Parmi les textes clés influençant les marchés publics et l’économie circulaire, on retrouve :
- La loi AGEC (Anti-gaspillage pour une économie circulaire), qui impose progressivement des taux de réemploi, de réutilisation et de recyclage dans certains achats publics.
- La loi Climat et Résilience, qui généralise la prise en compte des critères environnementaux dans la commande publique.
- Les dispositions sur le réemploi, les matériaux recyclés, les déchets du BTP et la lutte contre le gaspillage des ressources.
Ce cadre incitatif pousse les collectivités à revoir leurs pratiques d’achat : les appels d’offres intègrent progressivement des clauses et des critères visant le réemploi, la durabilité, la réparabilité des produits, ainsi que la réduction des déchets générés par les chantiers ou les prestations.
Les principaux leviers d’économie circulaire dans les marchés publics
Pour qu’un marché public favorise réellement l’économie circulaire dans un territoire, il ne suffit pas de mentionner une « dimension environnementale ». Il s’agit d’utiliser les bons leviers au bon moment, dès la définition du besoin jusqu’au suivi de l’exécution du contrat.
Définition du besoin : intégrer le réemploi, la sobriété et la durabilité
La première étape, souvent sous-estimée, est la définition du besoin. C’est ici que l’acheteur peut orienter le marché vers des solutions circulaires :
- Privilégier la fonctionnalité plutôt que la propriété : location, abonnement, maintenance incluse, services de réparation, etc.
- Intégrer des exigences de réemploi ou de matériaux recyclés : par exemple dans les marchés de travaux, de mobilier, de fournitures de bureau.
- Limiter le surdimensionnement : éviter les achats de volumes excessifs ou de performances inutiles, sources de gaspillage.

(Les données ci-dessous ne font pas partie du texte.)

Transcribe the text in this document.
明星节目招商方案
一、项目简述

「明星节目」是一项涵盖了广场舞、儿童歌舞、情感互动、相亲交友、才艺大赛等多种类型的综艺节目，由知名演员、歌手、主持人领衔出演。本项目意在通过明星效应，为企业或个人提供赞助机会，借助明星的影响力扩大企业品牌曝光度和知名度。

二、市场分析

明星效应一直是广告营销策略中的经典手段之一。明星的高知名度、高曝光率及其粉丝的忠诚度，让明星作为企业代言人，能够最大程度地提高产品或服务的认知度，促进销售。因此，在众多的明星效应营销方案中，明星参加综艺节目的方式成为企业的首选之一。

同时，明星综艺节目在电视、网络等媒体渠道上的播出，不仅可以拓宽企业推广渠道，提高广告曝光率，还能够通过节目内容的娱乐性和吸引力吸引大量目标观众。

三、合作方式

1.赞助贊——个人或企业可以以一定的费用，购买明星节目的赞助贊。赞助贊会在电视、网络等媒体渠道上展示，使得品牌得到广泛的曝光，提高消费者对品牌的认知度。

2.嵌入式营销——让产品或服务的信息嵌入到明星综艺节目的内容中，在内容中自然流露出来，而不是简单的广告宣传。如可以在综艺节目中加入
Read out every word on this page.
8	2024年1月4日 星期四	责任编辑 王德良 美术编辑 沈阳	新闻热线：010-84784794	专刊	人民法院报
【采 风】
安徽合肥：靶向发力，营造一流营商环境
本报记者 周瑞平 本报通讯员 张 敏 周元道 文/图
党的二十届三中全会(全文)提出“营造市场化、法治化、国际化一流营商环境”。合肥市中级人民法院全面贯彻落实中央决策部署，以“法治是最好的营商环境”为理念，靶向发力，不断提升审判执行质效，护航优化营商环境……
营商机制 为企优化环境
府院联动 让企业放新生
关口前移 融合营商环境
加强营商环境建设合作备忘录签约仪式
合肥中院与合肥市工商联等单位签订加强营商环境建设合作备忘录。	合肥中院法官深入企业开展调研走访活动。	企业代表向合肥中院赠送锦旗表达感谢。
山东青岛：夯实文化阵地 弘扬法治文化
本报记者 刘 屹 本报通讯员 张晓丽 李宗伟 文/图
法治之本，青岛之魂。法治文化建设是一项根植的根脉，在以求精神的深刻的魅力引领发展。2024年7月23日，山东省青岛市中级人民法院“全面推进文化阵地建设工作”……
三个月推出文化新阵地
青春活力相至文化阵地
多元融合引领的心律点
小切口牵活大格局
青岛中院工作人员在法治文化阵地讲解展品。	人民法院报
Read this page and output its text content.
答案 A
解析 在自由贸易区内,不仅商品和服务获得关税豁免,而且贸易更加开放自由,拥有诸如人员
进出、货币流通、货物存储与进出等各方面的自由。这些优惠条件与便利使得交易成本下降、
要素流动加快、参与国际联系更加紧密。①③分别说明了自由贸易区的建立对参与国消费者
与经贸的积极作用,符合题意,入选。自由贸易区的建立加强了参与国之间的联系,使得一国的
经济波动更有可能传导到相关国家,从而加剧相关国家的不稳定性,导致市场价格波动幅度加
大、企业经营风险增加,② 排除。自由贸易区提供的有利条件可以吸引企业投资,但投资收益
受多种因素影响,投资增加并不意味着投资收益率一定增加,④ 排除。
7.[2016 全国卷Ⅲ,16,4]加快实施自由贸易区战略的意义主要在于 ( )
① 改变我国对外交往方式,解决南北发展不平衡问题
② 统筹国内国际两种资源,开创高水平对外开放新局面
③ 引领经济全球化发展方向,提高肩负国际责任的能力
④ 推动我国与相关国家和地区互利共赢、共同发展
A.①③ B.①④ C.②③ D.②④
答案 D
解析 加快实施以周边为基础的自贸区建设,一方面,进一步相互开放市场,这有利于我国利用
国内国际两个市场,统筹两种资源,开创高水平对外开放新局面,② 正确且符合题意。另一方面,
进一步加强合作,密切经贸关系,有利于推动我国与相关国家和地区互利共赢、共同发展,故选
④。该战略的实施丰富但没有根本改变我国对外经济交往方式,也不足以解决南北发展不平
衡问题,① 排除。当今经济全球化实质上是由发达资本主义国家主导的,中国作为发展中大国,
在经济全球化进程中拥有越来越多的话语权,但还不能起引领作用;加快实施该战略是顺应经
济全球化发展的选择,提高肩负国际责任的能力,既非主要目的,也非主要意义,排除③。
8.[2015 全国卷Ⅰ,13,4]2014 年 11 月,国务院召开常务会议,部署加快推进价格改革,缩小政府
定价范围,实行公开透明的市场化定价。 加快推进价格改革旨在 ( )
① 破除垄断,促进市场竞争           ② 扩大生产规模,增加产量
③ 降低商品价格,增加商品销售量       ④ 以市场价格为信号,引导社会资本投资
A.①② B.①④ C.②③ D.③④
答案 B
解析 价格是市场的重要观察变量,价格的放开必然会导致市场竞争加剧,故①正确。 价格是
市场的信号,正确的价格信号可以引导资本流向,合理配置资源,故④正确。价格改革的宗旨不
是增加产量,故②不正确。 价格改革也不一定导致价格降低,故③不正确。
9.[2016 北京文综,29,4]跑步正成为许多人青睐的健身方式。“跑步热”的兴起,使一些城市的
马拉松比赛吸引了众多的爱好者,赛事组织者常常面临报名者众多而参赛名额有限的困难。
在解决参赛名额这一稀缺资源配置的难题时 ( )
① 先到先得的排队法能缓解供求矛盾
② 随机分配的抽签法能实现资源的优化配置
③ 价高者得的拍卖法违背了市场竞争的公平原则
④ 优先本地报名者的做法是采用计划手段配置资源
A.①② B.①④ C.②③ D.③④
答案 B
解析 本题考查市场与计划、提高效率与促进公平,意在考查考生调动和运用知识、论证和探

- Exiger des produits durables et réparables : disponibilité des pièces détachées, documentation technique, garantie étendue.
Dans le secteur du bâtiment et des travaux publics, cette phase est déterminante : la possibilité d’utiliser des matériaux de réemploi, de déclasser et revaloriser des matériaux existants, ou d’organiser un chantier à faibles déchets, doit être prévue dès le programme.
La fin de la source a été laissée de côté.